September 24, 2007

Biofuel crops may raise greenhouse gas emissions, scientist says

Cambridge, England – A new study by Nobel Prize-winning chemist Paul Crutzen suggests that growing and burning biofuel crops may actually raise greenhouse gas emissions, rather than lower them.

The study says that growing some of the most commonly-used biofuel crops release around twice the amount of the potent greenhouse gas nitrous oxide than previously thought. The amount of nitrous oxide – N2O, also known as “laughing gas” – could wipe out any benefits from not using fossil fuels, and probably contribute to global warming.

“The significance of it is that the supposed benefits of biofuels are even more disputable than had been thought hitherto,” says Keith Smith, co-author on the paper. “What we are saying is that (growing many biofuels) is probably of no benefit and in fact is actually making the climate issue worse.”

The work is currently subject to open review in the journal Atmosphere Chemistry and Physics, and Crutzen has declined to comment until that process is complete. The paper suggests that microbes convert much more of the nitrogen in fertilizer to N2O than previously thought, and could be three to five percent, which is twice the widely-accepted figure used by the International Panel on Climate Change to calculate the impact of fertilizers on climate change.

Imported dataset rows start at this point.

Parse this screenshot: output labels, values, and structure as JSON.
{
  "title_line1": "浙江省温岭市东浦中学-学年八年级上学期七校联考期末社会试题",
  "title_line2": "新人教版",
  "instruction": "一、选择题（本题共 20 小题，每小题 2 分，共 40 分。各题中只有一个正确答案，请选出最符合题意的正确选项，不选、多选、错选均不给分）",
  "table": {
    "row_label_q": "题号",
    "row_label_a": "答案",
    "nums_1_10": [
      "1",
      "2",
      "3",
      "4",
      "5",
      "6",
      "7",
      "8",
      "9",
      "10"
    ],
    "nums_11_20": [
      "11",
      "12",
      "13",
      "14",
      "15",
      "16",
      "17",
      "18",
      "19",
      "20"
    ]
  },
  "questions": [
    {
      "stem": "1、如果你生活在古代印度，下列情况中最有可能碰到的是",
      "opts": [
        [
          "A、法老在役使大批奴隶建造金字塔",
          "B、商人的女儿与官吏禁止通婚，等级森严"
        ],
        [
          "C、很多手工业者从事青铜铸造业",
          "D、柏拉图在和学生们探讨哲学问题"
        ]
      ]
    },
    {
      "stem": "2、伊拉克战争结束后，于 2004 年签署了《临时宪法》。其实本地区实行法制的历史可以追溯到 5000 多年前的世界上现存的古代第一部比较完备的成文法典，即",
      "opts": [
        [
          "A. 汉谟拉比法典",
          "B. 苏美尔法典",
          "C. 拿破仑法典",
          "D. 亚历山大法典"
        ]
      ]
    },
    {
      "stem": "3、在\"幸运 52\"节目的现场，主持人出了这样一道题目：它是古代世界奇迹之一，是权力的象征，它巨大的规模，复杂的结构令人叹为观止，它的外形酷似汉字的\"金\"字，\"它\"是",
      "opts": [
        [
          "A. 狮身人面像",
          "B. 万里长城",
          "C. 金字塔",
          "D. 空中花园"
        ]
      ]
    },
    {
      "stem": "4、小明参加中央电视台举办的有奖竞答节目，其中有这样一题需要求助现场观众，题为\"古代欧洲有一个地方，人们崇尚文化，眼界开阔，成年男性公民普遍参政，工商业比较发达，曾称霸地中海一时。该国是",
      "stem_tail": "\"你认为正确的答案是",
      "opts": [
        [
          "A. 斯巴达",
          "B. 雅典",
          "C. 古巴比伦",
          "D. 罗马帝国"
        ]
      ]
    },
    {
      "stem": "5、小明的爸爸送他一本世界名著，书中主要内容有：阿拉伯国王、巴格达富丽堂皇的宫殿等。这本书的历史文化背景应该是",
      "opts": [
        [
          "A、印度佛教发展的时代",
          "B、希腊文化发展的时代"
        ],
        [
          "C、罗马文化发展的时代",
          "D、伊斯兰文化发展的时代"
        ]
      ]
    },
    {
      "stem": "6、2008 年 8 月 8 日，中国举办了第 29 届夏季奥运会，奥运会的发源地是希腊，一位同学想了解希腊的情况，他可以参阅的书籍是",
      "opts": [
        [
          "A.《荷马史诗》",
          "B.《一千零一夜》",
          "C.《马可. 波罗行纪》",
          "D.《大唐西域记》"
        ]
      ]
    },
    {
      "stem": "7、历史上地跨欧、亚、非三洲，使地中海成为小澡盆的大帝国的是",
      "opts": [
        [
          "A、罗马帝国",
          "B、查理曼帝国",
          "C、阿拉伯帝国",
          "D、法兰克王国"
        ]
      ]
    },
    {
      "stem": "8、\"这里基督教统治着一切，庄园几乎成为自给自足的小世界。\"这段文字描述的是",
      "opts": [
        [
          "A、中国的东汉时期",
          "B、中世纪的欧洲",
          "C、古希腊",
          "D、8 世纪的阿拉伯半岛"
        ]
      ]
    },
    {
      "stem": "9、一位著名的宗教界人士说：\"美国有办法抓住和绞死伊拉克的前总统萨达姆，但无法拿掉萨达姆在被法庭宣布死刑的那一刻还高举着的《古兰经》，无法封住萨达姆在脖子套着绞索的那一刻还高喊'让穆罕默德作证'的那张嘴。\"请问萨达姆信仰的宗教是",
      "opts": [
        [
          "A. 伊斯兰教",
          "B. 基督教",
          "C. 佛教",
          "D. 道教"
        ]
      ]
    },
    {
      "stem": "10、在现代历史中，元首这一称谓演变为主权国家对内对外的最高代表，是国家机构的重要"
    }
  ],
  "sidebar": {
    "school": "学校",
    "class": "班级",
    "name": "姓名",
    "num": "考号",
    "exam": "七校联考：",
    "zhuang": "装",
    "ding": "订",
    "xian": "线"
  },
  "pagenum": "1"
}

For rapeseed biodiesel, which accounts for about 80 percent of the biofuel production in Europe, the relative warming due to N2O emissions is estimated at 1 to 1.7 times larger than the relative cooling effect due to saved fossil-fuel CO2 emissions. For corn bioethanol, dominant in the U.S., the figure is 0.9 to 1.5 times larger. Only cane sugar bioethanol, with a relative warming of 0.5 to 0.9, looks like a better alternative to conventional fuels.